Key words: Parboiled rice; Cooling; Defects; Sensory analysis.

1 Introdução

O arroz (Oryza sativa L.) é vital para a segurança alimentar de grande parte da população do mundo e está entre os três cereais internacionalmente mais produzidos e consumidos, figurando atrás apenas do trigo e do milho. Dentre os cereais, o arroz é o que mais se destaca, por ser alimento básico da maioria dos povos, fazendo parte da dieta de cerca de 2,4 bilhões de pessoas no mundo (USDA, 2009; CARVALHO et al., 2012). Assim como o aumento da população mundial, o aumento da produção de arroz é de grande importância, abrangendo 158 milhões de hectares (ha) em 2009, com rendimento médio de 4,3 t ha–1 (USDA, 2009).

No Brasil, o arroz é o principal cereal consumido, estando rotineiramente presente na mesa dos brasileiros como fonte de carboidratos, minerais, proteínas, lipídios e vitaminas. O grão pode ser consumido na forma integral, branco polido, parboilizado integral ou parboilizado polido. Do total de arroz consumido no Brasil, aproximadamente 25% são de arroz parboilizado polido, devido à melhor qualidade nutricional e ao comportamento de cocção desejado por parte da população.

O processo de parboilização, que consiste nas etapas de hidratação, autoclavagem e secagem, causam alterações na estrutura dos grãos e aumentam o período seguro de conservação dos grãos, além de reduzir a suscetibilidade ao ataque de insetos e melhorar o rendimento industrial, tornando o grão menos suscetível à quebra (ELBERT et al., 2001; SAIF et al., 2003; HEINEMANN et al., 2005).
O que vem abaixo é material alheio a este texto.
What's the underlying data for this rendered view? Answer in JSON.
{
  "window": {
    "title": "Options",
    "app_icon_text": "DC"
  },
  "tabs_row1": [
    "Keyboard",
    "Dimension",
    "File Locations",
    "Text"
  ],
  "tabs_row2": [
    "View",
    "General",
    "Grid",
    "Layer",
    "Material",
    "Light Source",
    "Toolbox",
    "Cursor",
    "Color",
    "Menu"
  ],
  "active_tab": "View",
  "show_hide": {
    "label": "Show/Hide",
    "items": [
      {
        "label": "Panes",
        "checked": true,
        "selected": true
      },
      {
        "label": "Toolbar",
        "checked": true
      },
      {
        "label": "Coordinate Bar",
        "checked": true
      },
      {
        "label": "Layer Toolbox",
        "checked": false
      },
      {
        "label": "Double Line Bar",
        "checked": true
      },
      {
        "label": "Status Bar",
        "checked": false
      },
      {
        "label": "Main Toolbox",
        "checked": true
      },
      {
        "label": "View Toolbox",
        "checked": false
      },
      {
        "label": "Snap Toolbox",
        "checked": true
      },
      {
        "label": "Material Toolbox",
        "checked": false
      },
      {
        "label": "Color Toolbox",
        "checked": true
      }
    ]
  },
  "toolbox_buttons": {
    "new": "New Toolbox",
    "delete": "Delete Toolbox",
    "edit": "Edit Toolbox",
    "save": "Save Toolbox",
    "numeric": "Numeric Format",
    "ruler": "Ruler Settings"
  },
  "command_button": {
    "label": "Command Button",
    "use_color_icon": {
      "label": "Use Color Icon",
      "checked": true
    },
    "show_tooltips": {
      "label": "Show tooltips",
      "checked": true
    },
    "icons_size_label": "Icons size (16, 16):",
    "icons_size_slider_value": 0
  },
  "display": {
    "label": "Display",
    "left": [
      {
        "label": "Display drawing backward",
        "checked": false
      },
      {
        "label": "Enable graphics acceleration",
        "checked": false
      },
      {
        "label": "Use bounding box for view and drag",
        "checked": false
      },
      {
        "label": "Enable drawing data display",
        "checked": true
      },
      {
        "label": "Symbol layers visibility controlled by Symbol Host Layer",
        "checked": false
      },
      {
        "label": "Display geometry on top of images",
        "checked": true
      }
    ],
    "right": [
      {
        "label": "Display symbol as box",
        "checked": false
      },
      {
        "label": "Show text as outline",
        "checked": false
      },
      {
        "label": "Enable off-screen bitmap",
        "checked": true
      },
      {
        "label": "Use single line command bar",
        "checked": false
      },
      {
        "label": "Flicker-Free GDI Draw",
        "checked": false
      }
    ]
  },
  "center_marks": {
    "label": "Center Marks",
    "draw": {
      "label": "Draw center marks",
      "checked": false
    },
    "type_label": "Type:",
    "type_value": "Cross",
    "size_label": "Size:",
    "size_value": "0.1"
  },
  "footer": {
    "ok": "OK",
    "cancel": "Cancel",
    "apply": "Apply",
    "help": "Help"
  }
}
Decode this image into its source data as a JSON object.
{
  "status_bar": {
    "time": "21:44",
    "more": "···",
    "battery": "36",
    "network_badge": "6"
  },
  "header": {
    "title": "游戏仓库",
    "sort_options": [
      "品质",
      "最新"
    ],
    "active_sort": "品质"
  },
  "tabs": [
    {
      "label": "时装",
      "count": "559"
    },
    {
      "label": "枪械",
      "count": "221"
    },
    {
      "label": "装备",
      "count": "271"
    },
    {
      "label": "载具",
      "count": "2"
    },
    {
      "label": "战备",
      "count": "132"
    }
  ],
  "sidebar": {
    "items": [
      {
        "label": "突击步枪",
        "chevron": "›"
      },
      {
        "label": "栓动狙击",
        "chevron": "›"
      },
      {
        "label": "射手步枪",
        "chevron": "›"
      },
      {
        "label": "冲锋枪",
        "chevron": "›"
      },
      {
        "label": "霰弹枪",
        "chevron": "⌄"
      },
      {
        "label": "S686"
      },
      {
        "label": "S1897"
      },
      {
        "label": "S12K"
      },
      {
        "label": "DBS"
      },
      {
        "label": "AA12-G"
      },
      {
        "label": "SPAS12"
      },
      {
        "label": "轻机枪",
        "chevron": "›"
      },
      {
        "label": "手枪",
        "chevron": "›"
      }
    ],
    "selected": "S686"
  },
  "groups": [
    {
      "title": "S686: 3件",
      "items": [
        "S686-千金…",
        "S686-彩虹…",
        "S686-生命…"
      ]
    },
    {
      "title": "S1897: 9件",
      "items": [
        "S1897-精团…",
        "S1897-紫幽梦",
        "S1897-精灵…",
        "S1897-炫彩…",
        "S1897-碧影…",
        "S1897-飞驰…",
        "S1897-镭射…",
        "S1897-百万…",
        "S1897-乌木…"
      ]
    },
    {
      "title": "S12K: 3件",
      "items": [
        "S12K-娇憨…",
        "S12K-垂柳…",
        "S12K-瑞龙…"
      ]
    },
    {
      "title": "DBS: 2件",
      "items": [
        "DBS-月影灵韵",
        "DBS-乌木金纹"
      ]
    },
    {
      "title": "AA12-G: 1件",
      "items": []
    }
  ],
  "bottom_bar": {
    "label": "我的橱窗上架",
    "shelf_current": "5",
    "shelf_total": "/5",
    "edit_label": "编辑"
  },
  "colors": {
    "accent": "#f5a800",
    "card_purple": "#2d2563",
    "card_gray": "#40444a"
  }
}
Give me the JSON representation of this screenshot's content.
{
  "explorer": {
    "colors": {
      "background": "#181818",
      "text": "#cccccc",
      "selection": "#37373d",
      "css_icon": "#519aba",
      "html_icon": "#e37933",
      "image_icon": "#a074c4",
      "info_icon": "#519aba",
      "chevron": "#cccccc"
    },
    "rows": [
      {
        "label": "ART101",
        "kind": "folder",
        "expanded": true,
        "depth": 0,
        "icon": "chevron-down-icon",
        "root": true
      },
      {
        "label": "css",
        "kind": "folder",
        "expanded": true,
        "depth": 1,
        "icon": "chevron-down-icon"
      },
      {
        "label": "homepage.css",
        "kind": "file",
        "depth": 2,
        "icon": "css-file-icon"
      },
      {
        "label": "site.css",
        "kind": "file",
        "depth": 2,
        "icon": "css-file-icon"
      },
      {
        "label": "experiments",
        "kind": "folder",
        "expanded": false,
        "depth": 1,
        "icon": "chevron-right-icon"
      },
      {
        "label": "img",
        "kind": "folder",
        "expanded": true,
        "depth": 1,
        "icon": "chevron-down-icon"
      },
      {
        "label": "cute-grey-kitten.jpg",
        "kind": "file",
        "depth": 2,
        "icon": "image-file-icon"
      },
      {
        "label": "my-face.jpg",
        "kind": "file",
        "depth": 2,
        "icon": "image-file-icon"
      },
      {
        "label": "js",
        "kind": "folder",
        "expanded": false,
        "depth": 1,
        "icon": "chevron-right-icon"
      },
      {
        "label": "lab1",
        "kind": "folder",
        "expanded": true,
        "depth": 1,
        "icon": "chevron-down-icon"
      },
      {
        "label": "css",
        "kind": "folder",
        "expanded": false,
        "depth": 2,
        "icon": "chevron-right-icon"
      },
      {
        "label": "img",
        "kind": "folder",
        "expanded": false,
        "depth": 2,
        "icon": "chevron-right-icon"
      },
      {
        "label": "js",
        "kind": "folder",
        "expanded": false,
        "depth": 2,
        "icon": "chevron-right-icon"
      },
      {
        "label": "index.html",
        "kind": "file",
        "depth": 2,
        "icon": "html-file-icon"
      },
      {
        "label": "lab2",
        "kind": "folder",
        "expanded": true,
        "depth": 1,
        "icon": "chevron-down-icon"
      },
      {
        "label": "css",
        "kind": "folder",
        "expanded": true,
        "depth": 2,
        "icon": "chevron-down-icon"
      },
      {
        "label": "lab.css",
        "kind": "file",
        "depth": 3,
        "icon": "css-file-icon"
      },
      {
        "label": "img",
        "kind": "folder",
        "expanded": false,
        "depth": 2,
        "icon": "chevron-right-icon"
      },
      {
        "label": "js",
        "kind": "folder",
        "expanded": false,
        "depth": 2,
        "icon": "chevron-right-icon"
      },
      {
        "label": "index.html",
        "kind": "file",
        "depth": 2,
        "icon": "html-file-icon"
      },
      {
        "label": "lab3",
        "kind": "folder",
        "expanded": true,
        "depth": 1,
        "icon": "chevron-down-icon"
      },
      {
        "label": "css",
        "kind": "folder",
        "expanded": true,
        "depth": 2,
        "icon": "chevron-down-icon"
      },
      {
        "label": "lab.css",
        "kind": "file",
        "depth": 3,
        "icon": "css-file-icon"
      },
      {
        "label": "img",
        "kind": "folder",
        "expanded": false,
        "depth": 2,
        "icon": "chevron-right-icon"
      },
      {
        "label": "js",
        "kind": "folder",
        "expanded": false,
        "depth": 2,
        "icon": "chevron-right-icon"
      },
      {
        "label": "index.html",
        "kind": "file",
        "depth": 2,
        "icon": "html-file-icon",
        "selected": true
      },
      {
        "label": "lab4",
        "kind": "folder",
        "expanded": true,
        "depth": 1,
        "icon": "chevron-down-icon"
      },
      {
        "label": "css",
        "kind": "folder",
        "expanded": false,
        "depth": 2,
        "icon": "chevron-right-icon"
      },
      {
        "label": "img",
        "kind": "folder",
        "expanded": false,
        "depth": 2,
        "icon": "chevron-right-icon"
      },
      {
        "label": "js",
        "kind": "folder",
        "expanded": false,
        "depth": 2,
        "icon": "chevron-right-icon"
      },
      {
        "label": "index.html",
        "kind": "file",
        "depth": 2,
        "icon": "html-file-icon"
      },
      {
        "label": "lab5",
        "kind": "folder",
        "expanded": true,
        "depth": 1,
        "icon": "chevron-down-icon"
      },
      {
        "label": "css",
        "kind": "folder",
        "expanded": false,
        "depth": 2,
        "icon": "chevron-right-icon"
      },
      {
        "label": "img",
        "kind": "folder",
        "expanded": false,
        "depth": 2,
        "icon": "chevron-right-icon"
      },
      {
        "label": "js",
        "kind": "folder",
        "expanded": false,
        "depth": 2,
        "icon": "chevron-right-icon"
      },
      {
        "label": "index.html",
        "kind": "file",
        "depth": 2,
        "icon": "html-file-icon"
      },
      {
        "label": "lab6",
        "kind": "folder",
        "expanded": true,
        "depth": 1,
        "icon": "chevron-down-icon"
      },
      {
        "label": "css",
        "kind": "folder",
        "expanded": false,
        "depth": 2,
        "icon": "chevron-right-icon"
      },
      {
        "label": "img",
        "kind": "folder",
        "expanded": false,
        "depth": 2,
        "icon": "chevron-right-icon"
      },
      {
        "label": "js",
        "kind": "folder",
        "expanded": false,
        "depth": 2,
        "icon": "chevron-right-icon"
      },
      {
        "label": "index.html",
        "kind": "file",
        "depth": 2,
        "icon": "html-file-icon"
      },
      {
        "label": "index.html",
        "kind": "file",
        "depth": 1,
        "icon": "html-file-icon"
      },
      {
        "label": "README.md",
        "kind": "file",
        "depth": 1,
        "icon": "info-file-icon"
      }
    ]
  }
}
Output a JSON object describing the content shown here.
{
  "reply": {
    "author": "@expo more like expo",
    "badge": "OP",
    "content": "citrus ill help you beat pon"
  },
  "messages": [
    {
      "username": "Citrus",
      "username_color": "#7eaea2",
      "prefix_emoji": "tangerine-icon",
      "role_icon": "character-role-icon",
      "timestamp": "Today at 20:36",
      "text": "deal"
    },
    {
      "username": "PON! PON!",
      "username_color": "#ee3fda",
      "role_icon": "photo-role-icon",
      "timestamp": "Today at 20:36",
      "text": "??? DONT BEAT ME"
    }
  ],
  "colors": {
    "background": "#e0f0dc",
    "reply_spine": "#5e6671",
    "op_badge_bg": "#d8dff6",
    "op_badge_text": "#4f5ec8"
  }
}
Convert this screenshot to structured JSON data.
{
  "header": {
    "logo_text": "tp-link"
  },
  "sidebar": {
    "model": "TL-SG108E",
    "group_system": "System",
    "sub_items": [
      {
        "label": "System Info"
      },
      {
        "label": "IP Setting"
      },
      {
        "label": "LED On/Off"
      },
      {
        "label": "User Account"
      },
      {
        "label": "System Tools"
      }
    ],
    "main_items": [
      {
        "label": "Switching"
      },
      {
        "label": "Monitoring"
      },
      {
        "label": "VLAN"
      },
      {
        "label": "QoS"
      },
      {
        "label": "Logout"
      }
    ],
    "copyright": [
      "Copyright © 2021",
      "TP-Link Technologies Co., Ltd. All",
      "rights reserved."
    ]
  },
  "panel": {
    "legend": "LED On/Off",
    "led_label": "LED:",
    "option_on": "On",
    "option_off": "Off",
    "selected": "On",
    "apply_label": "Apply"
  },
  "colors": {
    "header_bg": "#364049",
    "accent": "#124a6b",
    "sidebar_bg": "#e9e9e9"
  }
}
De acordo com a Instrução Normativa MAPA Nº 06 de 16 de fevereiro de 2009, o rendimento industrial do arroz é definido pelos parâmetros renda e rendimento (BRASIL, 2009). Renda corresponde ao percentual de arroz beneficiado ou beneficiado e polido, resultante do beneficiamento do arroz em casca, e Rendimento corresponde ao percentual, em peso, de grãos inteiros e de grãos quebrados, resultantes do beneficiamento do arroz.

O armazenamento de grãos de arroz é uma prática necessária para permitir que as indústrias trabalhem o ano todo e atendam à demanda de produto para consumo nas diferentes regiões. Dentre os principais fatores que interferem na qualidade de armazenamento dos grãos, a temperatura é um dos principais, provocando alterações nas propriedades fisico-químicas e nutricionais. A técnica de resfriamento artificial de grãos é uma alternativa para a redução das alterações e a obtenção de um produto com melhores características ao final do armazenamento, pois reduz a velocidade das reações metabólicas e enzimáticas (REHMAN et al., 2002; SIRISOONTARALAK; NOOMHORM, 2007; PARK et al., 2012).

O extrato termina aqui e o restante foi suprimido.